Systemic Decisions

Breaking the lock It's been a rough week in more ways than one, but I think it's time to switch off the media machine and attempt to refocus on sanity. The mourning will go on for some time, as it must, but to paraphrase the forensic psychiatrist, I can certainly keep madness from having its own morning show. I'm fortunate not to have lost my child in an insane rampage, but I have some idea of how it might feel. I'm fortunate, also, that my daughter wasn't the object of demeaning remarks delivered by a careless commentator during her college basketball game, but I have some idea of how that might feel, too. Still, any pain or anger I feel in connection with either event is more sympathetic than empathetic, which isn't at all the same thing.
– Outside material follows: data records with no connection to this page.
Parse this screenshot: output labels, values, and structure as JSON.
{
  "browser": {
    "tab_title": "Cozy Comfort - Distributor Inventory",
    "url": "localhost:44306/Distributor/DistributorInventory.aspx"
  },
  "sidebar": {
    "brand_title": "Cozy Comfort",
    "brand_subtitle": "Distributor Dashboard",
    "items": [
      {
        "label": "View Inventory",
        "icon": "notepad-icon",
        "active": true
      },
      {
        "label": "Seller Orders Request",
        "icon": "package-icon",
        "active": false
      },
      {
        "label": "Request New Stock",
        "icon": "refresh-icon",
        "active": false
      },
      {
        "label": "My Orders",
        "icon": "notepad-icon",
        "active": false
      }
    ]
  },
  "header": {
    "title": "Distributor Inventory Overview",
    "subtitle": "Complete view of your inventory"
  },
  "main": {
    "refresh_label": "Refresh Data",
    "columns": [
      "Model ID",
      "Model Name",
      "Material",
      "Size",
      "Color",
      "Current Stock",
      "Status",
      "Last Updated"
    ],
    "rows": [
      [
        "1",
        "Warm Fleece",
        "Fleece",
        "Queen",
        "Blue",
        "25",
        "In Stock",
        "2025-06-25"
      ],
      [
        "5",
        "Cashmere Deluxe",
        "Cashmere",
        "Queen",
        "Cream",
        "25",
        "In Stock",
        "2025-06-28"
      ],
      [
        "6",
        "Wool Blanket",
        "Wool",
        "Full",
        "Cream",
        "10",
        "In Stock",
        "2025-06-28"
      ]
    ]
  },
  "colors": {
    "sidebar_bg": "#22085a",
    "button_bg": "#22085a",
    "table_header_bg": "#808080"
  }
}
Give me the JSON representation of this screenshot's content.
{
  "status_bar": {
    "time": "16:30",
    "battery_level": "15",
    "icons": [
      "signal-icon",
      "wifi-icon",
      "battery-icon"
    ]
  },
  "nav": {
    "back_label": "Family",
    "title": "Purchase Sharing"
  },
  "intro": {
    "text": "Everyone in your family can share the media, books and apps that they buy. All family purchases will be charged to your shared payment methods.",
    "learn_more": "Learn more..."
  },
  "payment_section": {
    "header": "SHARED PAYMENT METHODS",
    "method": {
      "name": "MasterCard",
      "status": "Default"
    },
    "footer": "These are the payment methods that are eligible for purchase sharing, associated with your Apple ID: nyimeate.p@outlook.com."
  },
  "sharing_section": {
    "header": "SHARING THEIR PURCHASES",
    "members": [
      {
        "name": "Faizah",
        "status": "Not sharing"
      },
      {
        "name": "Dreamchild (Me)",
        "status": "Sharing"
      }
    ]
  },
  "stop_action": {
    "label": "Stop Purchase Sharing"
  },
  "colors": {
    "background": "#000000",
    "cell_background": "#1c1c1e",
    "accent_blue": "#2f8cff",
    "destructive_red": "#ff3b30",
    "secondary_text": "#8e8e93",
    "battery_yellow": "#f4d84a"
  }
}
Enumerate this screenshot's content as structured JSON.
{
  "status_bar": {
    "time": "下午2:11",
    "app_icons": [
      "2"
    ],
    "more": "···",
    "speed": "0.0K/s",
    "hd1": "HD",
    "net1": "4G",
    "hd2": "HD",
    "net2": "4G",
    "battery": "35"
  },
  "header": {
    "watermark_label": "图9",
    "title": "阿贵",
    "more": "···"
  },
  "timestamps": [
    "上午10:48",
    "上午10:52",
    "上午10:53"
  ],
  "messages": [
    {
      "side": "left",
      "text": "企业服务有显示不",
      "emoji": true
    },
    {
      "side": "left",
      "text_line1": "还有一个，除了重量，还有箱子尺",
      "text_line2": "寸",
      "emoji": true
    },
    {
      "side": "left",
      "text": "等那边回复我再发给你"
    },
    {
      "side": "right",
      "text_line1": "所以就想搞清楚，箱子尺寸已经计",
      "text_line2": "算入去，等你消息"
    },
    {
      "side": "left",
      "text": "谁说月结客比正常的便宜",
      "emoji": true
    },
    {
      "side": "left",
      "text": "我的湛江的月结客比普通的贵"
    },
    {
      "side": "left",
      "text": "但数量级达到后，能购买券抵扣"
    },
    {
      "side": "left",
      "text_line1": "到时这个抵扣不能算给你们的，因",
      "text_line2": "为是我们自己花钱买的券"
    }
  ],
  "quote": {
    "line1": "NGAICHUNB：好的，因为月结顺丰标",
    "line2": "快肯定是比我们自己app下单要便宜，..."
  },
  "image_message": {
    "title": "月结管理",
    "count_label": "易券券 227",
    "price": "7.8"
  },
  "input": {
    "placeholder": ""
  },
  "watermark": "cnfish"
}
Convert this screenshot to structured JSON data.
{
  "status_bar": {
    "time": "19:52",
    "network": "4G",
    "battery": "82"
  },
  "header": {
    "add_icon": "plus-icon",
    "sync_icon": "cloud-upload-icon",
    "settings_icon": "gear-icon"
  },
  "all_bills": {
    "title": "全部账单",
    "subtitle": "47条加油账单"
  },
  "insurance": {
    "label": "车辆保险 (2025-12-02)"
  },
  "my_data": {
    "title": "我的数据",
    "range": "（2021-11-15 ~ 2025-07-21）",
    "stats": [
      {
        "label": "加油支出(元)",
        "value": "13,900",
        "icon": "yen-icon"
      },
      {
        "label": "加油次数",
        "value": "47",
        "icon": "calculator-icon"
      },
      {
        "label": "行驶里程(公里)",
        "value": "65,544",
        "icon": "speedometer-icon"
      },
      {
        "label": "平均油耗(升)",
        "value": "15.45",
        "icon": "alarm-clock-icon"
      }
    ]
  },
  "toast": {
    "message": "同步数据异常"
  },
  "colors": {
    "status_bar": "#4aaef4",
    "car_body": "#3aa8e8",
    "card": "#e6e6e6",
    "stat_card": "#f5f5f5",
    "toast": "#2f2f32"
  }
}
But fortunate doesn't necessarily mean forgetful, and moving on doesn't have to be synonymous with acceptance. These events are symptomatic; they're results, not causes. Although it would be absurd to compare the magnitudes of the results, there are certain commonalities in their origins, and those things can't be forgotten, much less accepted. Cultural shortcomings may be at fault for allowing certain symptoms to persist—and in some cases may actively propagate the larger syndrome—but culture is, after all, a subset of humanity. If systemic failure is to blame, it may be worthwhile to examine the larger system that spawns every culture, past, present, and future.

I think every generation—once it reaches a certain collective age—considers its present a time of madness. I have a different idea. I don't believe humanity has been accumulating insanity so much as allowing the insane minority a disproportionate share of the decisionmaking process. Ambivalence is silent, but the voice can be restored. On the other hand, those who believe the basket has already arrived at the gates of hell aren't likely to devote any effort whatsoever to a cause they consider lost. In that case, the silence is forever.

In the end, we all play a crucial role in determining the shape of society, and what symptoms our particular culture might present. Every personal decision affects the whole, and moves humanity one click forward, or back, while the absence of any decision allows others to determine how things will be. The solitary individual never dictates to humanity; it's just the cumulative indecision of its members that allows it to seem so.